Electronic x-ray imaging systems, including digital radiography (“DR”) and computed tomography (“CT”) systems, usually employ a reference detector system to monitor the x-ray source. In a direct current (“DC”) x-ray source (conventional x-ray tube) that runs continuously, the reference detector is used to monitor the total output of the source during each sample (a CT view or a DR line) acquired by the x-ray detector during a multi-sample scan. Except for electrical glitches (such as arcs) in the x-ray tube, the variations of x-ray energy output are expected to be relatively slow, and a straightforward x-ray detector mounted close to the source (avoiding interference from whatever object is in the x-ray beam) generally suffices to measure the total energy output of the radiation source. Such a reference detector, however, cannot provide beam-quality information regarding the radiation beam produced by the radiation sources.
As opposed to typical DC x-ray sources, high-energy x-ray sources are typically electron linear accelerators that deliver short-duration pulses of approximately mono energetic electrons to an appropriate target, such as tungsten. Inside the x-ray source, a narrow high-voltage pulse is applied to a high-frequency generator that is coupled to a resonant microwave cavity to accelerate the electrons via very high electric fields. Due to practical limitations of the pulse generator, microwave generator, and cavity, there is some level of uncontrolled variation in both the total energy contained in each pulse of electrons and the effective acceleration voltage (which determines the electrons' kinetic energy) in each pulse. This uncontrolled variation typically increases if the pulse train is not at a constant frequency.
There is a current trend towards material characterization (distinguishing different ranges of atomic number as well as total amounts of material struck by the radiation beam) by comparing x-ray transmission signals at two different energy settings of the x-ray source for a megavolt DR scanner, a scan requiring relative motion between the x-ray system and the object: either the x-ray system moves past a stationary object, or the object moves past a stationary x-ray system. In general, this can be done in one of three ways. First, one source and detector can run two separate scans on the same object where in between the two scans, the energy setting is changed on the single source. Second, two sources, each with its own detector, collect separate images of the same object in one scan of the object. In one example, each of the two detectors may be optimized separately for one of the two sources. Normally, the two imaging systems are separated by a reasonable distance in the direction of travel. Third, one source, capable of rapidly switching between two energy settings, produces an image in one detector where every other line corresponds to one of the two energy settings.

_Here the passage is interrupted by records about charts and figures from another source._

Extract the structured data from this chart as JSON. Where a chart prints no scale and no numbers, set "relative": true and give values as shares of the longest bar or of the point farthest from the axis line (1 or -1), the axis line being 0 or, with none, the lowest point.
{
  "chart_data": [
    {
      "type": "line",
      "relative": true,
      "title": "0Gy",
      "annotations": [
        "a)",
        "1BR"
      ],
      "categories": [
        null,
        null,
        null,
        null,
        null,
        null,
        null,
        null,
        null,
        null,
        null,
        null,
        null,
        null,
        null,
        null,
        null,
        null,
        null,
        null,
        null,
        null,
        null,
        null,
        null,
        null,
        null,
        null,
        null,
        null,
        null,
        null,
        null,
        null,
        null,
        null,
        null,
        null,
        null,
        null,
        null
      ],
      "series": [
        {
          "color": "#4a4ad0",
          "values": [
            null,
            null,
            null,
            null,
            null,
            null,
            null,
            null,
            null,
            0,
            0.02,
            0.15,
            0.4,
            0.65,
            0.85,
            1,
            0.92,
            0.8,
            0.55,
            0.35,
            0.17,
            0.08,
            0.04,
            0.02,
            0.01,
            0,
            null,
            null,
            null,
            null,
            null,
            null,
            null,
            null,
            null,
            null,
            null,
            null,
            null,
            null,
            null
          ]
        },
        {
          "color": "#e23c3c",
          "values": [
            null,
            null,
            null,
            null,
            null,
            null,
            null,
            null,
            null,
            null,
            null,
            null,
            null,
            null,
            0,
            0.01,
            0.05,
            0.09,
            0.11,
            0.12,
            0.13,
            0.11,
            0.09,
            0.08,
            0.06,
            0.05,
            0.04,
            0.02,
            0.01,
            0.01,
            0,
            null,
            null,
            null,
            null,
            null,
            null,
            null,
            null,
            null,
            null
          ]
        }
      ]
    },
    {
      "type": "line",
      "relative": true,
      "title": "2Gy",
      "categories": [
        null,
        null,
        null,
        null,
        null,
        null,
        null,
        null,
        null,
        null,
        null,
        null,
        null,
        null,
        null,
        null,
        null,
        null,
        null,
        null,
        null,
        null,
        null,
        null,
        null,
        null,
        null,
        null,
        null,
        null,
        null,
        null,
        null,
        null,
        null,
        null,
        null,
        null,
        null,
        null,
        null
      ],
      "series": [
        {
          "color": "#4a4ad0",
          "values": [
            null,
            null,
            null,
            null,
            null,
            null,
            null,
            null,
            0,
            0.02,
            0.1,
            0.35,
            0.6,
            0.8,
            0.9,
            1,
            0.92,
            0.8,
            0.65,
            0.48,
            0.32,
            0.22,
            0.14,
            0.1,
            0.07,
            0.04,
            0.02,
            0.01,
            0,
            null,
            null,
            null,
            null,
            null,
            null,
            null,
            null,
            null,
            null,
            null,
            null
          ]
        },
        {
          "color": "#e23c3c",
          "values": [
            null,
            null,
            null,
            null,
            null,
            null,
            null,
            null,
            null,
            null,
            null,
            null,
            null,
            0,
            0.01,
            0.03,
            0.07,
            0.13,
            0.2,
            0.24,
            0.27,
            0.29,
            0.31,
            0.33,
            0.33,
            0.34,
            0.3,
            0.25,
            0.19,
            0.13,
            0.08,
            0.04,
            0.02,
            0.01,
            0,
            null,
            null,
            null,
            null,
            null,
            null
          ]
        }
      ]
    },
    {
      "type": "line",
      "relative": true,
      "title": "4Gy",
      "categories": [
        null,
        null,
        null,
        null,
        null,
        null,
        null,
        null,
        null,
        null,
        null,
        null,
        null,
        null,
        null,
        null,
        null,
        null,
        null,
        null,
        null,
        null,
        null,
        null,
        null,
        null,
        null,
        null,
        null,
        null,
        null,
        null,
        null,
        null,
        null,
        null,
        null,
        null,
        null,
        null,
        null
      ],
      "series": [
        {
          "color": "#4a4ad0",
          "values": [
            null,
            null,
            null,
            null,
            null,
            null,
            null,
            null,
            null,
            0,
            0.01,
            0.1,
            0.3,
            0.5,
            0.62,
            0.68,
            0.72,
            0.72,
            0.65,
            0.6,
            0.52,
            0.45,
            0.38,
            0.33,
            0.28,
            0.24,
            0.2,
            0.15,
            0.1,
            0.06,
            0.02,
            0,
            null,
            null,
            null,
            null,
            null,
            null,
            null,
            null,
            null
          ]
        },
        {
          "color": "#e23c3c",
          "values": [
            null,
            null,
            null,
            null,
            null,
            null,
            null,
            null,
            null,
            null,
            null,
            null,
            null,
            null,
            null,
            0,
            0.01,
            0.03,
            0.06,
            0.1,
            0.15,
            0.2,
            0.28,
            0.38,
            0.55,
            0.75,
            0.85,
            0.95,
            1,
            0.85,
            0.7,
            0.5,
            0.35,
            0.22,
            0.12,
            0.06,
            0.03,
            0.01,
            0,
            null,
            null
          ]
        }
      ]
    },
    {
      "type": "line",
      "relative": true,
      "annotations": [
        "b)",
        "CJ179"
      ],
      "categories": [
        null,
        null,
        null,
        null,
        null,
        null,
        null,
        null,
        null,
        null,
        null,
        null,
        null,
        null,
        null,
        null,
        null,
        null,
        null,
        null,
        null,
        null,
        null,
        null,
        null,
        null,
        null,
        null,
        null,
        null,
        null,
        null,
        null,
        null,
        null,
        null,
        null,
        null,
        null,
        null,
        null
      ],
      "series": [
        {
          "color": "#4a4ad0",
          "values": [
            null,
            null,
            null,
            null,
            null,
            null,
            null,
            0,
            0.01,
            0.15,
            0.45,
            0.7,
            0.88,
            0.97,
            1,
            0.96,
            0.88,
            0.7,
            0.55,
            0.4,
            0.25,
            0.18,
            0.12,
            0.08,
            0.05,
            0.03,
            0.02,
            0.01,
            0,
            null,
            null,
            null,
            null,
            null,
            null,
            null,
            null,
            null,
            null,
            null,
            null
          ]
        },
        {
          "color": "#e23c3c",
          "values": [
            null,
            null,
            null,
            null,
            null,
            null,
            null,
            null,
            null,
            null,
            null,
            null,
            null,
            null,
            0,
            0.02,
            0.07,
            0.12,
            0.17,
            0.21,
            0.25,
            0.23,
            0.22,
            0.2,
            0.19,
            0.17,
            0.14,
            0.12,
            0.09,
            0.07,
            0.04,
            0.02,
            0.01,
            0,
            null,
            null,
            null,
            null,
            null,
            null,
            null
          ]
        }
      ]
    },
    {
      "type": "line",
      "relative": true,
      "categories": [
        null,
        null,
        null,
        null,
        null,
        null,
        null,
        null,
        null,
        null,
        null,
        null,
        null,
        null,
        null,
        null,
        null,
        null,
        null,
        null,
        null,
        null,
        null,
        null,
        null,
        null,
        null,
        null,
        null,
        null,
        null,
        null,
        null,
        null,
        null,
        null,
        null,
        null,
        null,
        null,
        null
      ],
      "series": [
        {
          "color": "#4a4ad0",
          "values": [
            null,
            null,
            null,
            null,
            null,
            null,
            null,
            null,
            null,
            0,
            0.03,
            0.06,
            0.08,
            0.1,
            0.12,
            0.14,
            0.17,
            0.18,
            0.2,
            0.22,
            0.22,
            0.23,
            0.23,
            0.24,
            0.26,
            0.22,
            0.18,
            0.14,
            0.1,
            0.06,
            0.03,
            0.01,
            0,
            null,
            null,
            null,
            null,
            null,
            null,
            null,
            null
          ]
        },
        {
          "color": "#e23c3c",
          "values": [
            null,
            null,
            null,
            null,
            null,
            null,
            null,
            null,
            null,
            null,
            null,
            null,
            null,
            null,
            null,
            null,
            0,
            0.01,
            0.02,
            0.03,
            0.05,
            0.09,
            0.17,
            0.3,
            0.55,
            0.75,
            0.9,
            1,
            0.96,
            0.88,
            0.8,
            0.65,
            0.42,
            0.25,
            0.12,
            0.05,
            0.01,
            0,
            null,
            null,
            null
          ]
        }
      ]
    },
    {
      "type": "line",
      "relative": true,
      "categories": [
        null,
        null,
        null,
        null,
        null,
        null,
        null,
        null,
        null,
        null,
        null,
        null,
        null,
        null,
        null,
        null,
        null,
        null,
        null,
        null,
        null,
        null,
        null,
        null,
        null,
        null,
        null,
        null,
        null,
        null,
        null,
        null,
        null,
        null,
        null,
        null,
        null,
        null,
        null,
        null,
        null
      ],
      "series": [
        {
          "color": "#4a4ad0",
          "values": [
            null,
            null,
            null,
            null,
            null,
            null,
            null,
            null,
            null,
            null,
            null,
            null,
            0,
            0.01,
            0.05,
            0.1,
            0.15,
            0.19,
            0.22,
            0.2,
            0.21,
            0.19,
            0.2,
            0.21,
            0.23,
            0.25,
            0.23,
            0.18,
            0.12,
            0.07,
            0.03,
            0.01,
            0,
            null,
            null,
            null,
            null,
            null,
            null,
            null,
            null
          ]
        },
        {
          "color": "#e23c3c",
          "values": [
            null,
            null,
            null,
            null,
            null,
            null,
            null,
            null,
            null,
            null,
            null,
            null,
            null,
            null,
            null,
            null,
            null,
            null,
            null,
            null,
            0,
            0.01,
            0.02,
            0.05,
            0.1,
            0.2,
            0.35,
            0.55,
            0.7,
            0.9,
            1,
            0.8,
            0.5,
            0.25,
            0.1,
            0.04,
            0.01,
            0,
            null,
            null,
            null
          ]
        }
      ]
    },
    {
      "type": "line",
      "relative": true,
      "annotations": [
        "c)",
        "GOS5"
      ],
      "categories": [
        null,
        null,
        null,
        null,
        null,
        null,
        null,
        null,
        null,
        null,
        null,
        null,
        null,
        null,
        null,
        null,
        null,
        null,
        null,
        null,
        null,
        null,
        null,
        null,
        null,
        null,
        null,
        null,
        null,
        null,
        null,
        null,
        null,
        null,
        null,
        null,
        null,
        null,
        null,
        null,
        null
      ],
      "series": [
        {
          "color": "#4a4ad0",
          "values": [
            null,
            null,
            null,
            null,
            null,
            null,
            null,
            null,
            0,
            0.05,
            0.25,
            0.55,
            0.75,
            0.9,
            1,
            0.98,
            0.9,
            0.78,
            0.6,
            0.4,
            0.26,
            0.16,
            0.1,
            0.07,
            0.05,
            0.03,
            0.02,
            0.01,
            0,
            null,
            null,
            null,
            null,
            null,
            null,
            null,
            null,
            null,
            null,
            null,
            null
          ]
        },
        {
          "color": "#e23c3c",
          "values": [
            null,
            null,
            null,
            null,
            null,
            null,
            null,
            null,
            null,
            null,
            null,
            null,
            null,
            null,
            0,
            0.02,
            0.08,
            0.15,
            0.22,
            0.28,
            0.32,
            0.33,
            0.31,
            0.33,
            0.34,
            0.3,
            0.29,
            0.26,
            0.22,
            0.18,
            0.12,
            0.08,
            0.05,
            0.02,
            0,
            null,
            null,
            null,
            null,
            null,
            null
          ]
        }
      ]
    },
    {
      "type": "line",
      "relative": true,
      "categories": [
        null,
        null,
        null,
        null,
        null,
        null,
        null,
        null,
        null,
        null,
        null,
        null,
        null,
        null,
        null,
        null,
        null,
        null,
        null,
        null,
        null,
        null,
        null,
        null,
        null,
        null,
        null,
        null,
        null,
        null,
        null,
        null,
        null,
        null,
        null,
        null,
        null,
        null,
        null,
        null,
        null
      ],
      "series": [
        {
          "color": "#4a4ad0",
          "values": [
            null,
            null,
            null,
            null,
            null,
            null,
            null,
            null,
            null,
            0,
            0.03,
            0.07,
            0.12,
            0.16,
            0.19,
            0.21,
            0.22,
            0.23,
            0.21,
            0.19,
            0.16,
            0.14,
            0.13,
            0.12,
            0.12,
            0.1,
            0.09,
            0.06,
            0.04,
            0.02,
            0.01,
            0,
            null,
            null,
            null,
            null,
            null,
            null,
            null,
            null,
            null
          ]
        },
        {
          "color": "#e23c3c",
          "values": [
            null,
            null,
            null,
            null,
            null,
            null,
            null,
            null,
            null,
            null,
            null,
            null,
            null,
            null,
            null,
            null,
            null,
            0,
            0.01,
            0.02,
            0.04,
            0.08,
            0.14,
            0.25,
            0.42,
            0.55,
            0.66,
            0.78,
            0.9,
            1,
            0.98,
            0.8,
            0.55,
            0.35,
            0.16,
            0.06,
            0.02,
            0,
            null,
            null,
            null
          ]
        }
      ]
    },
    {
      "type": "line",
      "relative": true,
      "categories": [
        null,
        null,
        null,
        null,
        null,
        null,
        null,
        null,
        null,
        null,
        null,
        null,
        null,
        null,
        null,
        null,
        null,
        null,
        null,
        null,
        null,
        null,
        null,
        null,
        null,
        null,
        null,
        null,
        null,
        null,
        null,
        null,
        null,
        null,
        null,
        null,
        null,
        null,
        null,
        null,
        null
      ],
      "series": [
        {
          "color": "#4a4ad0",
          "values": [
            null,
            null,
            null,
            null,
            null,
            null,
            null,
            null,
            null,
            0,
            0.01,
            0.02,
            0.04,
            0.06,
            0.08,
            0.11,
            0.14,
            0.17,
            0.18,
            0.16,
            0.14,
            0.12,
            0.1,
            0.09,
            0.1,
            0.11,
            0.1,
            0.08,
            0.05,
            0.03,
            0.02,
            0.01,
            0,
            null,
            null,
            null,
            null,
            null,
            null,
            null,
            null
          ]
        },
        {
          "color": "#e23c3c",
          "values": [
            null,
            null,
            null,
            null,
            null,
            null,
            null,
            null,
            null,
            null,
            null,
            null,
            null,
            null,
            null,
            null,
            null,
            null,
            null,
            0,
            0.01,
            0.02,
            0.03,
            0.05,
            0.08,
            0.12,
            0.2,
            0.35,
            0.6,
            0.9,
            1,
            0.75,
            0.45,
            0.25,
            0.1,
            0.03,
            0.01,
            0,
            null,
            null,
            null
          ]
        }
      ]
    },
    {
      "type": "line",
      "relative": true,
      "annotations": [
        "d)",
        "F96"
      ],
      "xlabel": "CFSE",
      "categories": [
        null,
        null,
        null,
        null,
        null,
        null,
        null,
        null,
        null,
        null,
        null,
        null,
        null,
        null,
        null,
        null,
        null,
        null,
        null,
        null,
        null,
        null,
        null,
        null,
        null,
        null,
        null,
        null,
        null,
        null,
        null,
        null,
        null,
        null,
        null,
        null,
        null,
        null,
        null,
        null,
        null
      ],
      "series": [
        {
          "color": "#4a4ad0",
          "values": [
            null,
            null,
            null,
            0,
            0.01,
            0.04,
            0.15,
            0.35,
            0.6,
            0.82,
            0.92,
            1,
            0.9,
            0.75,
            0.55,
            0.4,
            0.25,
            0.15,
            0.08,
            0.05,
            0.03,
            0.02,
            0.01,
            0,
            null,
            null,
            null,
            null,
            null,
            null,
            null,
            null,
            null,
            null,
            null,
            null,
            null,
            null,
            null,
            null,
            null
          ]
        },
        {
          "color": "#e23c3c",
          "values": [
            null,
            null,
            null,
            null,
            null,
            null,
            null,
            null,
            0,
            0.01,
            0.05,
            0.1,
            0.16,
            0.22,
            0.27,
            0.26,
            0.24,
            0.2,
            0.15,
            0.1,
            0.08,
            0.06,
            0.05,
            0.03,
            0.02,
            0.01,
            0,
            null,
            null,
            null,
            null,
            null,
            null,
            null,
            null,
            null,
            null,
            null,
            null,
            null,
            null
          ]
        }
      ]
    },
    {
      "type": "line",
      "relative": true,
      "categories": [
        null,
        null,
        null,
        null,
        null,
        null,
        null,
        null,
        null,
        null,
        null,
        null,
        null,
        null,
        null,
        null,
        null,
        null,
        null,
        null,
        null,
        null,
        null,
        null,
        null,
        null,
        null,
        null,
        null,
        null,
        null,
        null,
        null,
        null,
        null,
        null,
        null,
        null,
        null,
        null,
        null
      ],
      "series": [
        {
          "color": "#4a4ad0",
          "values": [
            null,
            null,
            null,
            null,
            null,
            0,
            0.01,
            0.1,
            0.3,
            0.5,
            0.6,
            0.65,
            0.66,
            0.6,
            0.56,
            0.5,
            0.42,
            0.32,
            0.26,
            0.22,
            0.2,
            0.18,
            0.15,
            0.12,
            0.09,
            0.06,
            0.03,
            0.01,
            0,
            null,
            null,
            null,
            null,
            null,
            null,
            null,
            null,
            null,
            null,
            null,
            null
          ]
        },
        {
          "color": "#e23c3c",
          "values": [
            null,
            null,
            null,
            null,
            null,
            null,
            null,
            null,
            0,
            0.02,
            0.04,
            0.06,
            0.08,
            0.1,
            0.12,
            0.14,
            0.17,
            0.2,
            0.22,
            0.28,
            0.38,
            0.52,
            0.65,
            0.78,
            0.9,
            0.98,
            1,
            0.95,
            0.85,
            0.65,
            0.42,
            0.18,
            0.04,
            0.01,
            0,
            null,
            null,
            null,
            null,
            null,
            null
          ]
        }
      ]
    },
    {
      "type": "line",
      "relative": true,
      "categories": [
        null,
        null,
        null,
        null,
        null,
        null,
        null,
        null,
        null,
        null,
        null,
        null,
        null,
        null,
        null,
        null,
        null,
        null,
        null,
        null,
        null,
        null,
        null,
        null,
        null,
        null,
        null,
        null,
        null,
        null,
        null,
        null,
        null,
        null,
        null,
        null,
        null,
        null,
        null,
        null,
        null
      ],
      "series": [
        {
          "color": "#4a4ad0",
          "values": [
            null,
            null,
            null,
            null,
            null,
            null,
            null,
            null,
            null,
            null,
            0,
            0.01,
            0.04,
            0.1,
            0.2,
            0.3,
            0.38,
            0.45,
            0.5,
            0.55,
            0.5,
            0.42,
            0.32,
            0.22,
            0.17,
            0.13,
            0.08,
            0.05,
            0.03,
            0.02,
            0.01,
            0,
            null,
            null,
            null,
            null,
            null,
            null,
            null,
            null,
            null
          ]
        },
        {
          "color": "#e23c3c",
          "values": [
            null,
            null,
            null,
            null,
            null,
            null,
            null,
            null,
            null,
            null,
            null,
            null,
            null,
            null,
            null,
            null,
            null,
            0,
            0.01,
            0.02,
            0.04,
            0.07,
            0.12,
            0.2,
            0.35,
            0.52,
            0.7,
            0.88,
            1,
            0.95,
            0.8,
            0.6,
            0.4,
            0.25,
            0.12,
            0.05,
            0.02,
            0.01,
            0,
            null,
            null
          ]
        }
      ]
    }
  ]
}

In all cases, the material discrimination is based on comparing the attenuations of the radiation as it passes through the object, as a function of position, for the two source energies. For an x-ray source based on Bremsstrahlung effects, each energy setting for the source determines the source's maximum energy in a broad energy spectrum. For a an x-ray source in the form of a DC tube, the source's maximum energy is determined by the DC voltage applied from a cathode to anode in the tube. For a pulsed accelerator x-ray source, the maximum energy is determined by the relatively narrow range of energy in the accelerated electron beam that hits the target. In many applications, the accuracy or sensitivity of the discrimination depends on the repeatability of these maximum energies or other details of the two spectra.
Skilled artisans will appreciate that elements in the figures are illustrated for simplicity and clarity and have not necessarily been drawn to scale. For example, the dimensions and/or relative positioning of some of the elements in the figures may be exaggerated relative to other elements to help to improve understanding of various embodiments of the present invention. Also, common but well-understood elements that are useful or necessary in a commercially feasible embodiment are often not depicted in order to facilitate a less obstructed view of these various embodiments of the present invention. It will further be appreciated that certain actions and/or steps may be described or depicted in a particular order of occurrence while those skilled in the art will understand that such specificity with respect to sequence is not actually required. It will also be understood that the terms and expressions used herein have the ordinary technical meaning as is accorded to such terms and expressions by persons skilled in the technical field as set forth above except where different specific meanings have otherwise been set forth herein.